Je ne pourrais pas penser que mon fils devienne un monstre ou une victime
Silhouettes menues qui décampent, fauchées comme des insectes par des rafales sourdes de mitraillettes
Le roi soleil, un café kabyle au coin du Faubourg Saint Martin et du Boulevard Saint Denis.
La télévision. Bagdad. “En ce moment même” ?
Un vieux au comptoir. Orangeade.
Le patron. Un client demande, indiquant le poste suspendu : “c’est lui ? C’est Saddam ?”
Le vieux : “voilà Brama”. Un Malien gare une sorte de poussette où s’entassent des pièces de vélo.
Passants. Soleil de printemps.
Temps de guerre.
La guerre là-bas et ici.
Elle est comment ici. Dans ce que nous vivons, parcourons.
Ici sur cette scène où nous travaillons.
L’histoire (Titus) ici et là-bas (dans son texte)
Ailleurs. Ici.
Les lettres de Samir. Adressées ailleurs. À la caméra. À soi. “Désormais je n’existe plus que si tu y crois”.
“À l’intérieur de ce désert, un autre désert (moi) qui n’arrête pas de ressasser mes mots”.
Des têtes coupées
le désert partout
comme si derrière tout il y avait le désert, rendu visible. Derrière la foule des passants, derrière chaque visage, derrière les façades, derrière les vitrines des magasins.
Le désert.
EXAGÉRÉMENT MATIN BLEU (Extraits)
SABLE ET DÉSERT. Rien ne se passe, sauf des bruits lointains d’explosion, le vent qui caresse le sable, le ciel jaune. Une voix qui annonce la météo. Et qui fait état du calme d’une nouvelle journée à vivre dans le monde.

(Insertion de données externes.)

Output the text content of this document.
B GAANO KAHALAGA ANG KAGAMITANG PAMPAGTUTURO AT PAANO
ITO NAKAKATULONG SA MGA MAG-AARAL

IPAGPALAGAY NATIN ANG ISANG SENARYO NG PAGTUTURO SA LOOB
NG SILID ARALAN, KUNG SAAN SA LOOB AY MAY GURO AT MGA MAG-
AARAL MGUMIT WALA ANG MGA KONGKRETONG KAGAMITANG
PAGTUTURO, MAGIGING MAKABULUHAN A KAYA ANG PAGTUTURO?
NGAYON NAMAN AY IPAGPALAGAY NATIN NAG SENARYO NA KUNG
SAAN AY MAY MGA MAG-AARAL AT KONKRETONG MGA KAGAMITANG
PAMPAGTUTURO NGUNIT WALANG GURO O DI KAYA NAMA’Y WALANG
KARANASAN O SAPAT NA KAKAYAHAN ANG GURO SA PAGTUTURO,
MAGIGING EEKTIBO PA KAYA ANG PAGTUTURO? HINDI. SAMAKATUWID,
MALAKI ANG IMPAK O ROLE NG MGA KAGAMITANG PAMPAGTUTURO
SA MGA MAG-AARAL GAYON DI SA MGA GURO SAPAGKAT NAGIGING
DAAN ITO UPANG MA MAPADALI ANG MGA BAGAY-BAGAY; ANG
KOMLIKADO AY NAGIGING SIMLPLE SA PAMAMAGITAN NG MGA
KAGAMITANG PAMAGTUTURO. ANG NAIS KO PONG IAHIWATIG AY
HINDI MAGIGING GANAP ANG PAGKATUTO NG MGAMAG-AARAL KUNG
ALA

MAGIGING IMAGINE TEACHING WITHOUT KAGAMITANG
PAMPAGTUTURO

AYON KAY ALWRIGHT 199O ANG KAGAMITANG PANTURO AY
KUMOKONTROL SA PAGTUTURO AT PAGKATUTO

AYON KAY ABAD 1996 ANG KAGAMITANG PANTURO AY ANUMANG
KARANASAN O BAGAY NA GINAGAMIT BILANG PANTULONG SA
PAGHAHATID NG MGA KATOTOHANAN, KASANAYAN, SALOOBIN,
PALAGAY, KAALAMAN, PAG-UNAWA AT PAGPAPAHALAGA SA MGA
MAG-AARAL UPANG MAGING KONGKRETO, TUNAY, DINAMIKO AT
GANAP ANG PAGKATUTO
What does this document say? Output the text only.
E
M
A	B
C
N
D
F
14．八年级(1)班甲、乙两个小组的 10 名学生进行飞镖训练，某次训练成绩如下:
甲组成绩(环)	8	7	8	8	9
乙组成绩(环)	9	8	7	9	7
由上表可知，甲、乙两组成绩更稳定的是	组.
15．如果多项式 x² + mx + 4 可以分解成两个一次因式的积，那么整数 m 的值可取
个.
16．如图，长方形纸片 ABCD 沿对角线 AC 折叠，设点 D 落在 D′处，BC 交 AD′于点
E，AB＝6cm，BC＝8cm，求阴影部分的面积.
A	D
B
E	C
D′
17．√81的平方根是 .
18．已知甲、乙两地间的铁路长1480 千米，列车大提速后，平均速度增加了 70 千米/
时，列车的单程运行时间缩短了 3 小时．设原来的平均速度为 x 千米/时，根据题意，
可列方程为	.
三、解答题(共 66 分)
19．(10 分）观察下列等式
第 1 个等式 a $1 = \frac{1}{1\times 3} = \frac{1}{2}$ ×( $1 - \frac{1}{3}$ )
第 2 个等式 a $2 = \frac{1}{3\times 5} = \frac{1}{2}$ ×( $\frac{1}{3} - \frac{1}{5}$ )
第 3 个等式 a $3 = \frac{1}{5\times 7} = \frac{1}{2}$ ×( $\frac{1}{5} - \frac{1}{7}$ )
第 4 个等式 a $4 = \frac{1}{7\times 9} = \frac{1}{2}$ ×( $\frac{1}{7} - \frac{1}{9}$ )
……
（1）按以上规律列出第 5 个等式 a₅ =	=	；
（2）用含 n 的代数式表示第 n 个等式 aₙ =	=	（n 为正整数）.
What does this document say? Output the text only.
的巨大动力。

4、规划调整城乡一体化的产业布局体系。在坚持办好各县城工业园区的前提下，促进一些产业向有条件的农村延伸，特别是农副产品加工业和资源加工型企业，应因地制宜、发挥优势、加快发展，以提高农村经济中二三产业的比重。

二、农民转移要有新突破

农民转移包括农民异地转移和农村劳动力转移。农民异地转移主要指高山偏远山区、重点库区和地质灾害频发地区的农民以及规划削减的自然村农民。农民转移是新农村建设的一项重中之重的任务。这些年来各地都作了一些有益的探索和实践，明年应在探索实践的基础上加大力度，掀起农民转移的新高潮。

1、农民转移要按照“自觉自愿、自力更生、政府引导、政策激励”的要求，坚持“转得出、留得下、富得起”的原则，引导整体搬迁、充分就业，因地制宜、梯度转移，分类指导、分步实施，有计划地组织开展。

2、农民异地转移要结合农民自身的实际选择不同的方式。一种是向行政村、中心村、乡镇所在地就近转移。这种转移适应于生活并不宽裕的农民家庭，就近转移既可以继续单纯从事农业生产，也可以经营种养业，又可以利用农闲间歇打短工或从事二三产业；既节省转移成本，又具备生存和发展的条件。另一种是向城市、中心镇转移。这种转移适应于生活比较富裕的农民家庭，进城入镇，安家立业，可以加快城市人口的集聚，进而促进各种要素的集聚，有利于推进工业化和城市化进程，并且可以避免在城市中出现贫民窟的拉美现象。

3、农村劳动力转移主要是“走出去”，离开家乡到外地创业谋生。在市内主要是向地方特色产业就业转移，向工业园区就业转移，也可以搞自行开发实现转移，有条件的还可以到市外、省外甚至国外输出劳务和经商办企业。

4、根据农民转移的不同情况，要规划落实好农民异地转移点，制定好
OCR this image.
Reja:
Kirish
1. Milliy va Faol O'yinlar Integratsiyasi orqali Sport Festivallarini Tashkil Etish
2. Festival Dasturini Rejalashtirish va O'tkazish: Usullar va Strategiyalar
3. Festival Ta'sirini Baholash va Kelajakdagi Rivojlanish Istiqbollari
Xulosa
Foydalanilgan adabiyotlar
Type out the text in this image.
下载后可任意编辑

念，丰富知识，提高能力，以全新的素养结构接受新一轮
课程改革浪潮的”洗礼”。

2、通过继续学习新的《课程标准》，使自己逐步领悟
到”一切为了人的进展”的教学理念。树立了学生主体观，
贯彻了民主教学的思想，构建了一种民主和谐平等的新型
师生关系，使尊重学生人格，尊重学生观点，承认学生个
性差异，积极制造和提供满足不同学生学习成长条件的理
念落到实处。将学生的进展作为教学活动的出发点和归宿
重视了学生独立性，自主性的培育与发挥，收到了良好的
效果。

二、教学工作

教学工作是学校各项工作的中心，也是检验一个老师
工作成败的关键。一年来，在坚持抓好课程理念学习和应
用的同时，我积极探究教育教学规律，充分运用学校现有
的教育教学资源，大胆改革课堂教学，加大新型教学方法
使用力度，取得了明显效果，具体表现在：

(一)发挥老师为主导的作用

Un matin bleu, exagérément bleu.
SABLE ET DÉSERT. Là-bas, quelque part dans le désert. Maintenant le ciel est rose, un ciel rose d’après-midi d’hiver et non plus un ciel télévisé. Sauf pour le bruit qu’on entend en arrière-fond, comme celui d’une communication par satellite. Puis des voix qui se parlent de loin, se demandant ce qui se passe, est-ce qu’il est en train de se passer quelque chose ? rien ne semble se passer pourtant. Dans le calme du ciel rose, des lueurs, des formes lumineuses qui semblent imploser subitement.
Le ciel paraît immense au-dessus de la terre, une campagne qui semble déserte. La terre, les forêts, les animaux, les villes. Des animaux, indifférents, qui regardent, interrogatifs, la caméra. Une caméra dans un zoo. Des girafes qui regardent cet objet incompréhensible. Un bébé chimpanzé se réfugie dans les bras de la mère. Puis le regard de très vieux animaux. Un éléphant, un léopard, un gorille. Le regard du mort dans le rêve.
MATIN BLEU. Toujours ce ciel immense au-dessus du désert. De la ville. Un bruit de tram qui passe dans la rue
SABLE ET DÉSERT. Toujours ces images télévisées du désert. De temps à autre des visages en attente, affalés contre un mur. Une voix qui évoque une catastrophe qui aurait eu lieu, catastrophe d’une comète, d’une migration collective, sans que l’on comprenne le lien entre ces diverses informations… Des animaux effarouchés, inquiets et énervés par le regard qu’on leur porte. Un hibou ferme les yeux.